Talking Points: Epic futility at its finest



What’s the buzz from the world of sports? Here are some items that will have people talking:


We watch sports hoping to see epic greatness, but epic futility can be nearly as entertaining.

Witness Northern Illinois, which scored four points in the first half of Saturday’s loss to Eastern Michigan. That’s a Division I men’s basketball team (allegedly) scoring four points in 20 minutes of basketball.

The Huskies went 1 for 31 from the field, at one point missing 29 consecutive shots and paving the way for an eventual 42-25 defeat. On the other hand, the NIU sports information department delivered a valiant performance by referring to the game as Northern Illinois’ “best defensive performance in seven years.”

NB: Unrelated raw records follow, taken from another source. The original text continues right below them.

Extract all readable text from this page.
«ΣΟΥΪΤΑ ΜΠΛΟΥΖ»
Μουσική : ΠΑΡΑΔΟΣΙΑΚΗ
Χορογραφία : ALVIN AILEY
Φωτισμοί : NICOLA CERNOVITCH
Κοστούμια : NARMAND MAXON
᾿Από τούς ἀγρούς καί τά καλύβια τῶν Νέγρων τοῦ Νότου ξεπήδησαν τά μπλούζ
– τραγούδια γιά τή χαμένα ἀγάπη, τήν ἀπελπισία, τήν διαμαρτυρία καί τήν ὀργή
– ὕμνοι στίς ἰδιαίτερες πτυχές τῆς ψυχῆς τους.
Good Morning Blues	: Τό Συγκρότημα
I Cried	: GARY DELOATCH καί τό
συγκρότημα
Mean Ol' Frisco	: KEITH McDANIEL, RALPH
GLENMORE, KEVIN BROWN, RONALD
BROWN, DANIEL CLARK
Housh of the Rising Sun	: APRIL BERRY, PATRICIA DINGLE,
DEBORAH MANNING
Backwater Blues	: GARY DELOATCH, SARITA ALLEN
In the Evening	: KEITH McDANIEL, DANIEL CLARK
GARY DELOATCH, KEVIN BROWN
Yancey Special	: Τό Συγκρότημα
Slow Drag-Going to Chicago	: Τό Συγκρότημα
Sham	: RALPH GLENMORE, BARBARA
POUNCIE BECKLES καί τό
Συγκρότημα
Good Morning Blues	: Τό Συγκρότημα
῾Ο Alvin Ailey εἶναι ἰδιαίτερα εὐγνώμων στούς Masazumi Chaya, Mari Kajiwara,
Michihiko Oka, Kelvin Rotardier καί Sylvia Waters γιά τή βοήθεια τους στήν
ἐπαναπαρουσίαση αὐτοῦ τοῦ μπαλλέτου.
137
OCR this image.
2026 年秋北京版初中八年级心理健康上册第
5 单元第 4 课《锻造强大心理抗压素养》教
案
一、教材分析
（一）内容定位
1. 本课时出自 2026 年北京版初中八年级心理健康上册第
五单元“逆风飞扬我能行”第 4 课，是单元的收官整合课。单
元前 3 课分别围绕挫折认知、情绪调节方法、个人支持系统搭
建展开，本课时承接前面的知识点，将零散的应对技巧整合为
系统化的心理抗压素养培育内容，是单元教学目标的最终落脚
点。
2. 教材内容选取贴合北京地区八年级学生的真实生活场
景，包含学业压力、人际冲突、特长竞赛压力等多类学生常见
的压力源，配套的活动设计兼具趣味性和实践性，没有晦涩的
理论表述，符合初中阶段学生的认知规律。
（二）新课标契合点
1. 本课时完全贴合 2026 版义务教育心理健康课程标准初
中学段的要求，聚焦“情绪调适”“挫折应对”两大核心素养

Four points in a half broke the NCAA Division I record for fewest points during the shot-clock era. That’s bad, but here’s the worst part: NIU broke the record of five it set earlier this season.

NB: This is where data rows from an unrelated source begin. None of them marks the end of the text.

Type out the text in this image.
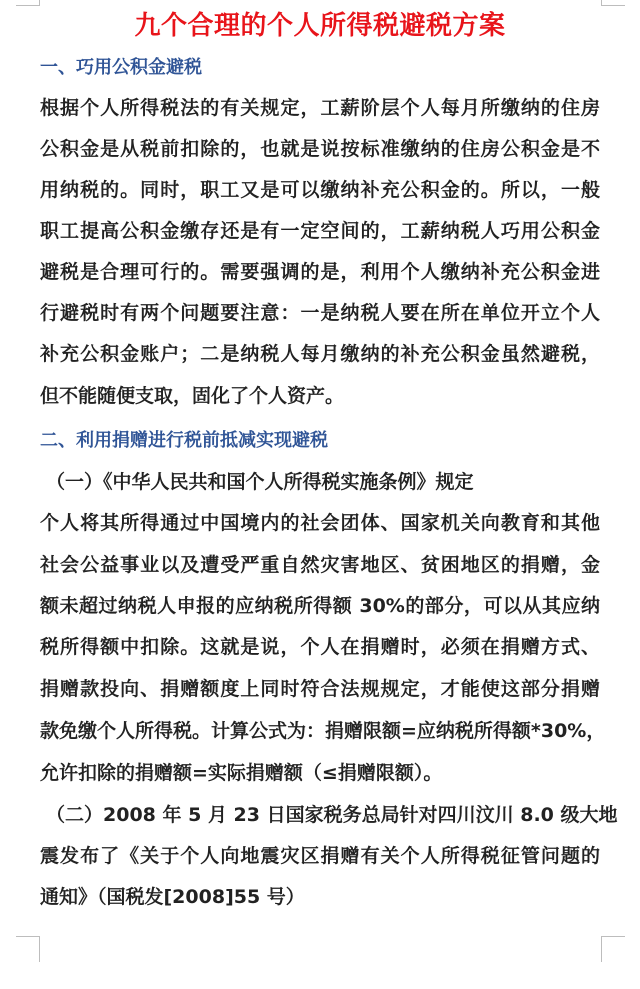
九个合理的个人所得税避税方案
一、巧用公积金避税
根据个人所得税法的有关规定，工薪阶层个人每月所缴纳的住房
公积金是从税前扣除的，也就是说按标准缴纳的住房公积金是不
用纳税的。同时，职工又是可以缴纳补充公积金的。所以，一般
职工提高公积金缴存还是有一定空间的，工薪纳税人巧用公积金
避税是合理可行的。需要强调的是，利用个人缴纳补充公积金进
行避税时有两个问题要注意：一是纳税人要在所在单位开立个人
补充公积金账户；二是纳税人每月缴纳的补充公积金虽然避税，
但不能随便支取，固化了个人资产。
二、利用捐赠进行税前抵减实现避税
（一）《中华人民共和国个人所得税实施条例》规定
个人将其所得通过中国境内的社会团体、国家机关向教育和其他
社会公益事业以及遭受严重自然灾害地区、贫困地区的捐赠，金
额未超过纳税人申报的应纳税所得额 30%的部分，可以从其应纳
税所得额中扣除。这就是说，个人在捐赠时，必须在捐赠方式、
捐赠款投向、捐赠额度上同时符合法规规定，才能使这部分捐赠
款免缴个人所得税。计算公式为：捐赠限额=应纳税所得额*30%，
允许扣除的捐赠额=实际捐赠额（≤捐赠限额）。
（二）2008 年 5 月 23 日国家税务总局针对四川汶川 8.0 级大地
震发布了《关于个人向地震灾区捐赠有关个人所得税征管问题的
通知》（国税发[2008]55 号）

The Washington Nationals’ newest racing president may have to drop a few pounds to be competitive. The team has chosen William Howard Taft to join George Washington, Thomas Jefferson, Abraham Lincoln and Theodore Roosevelt this season for the fourth-inning race by 12-foot mascots at Nationals Park.

Taft was the portliest president at more than 300 pounds. He became the first president to throw out a ceremonial first pitch, at Washington’s Griffith Stadium on April 14, 1910, and he often is credited with inventing the seventh-inning stretch.

The move is the second-biggest surprise surrounding the racing presidents in recent months. After losing more than 500 times since the team began the races in 2006, Teddy won for the first time on the final day of last year’s regular season.

It is worth noting that the last time Roosevelt and Taft ran against each other, the eventual winner was Woodrow Wilson.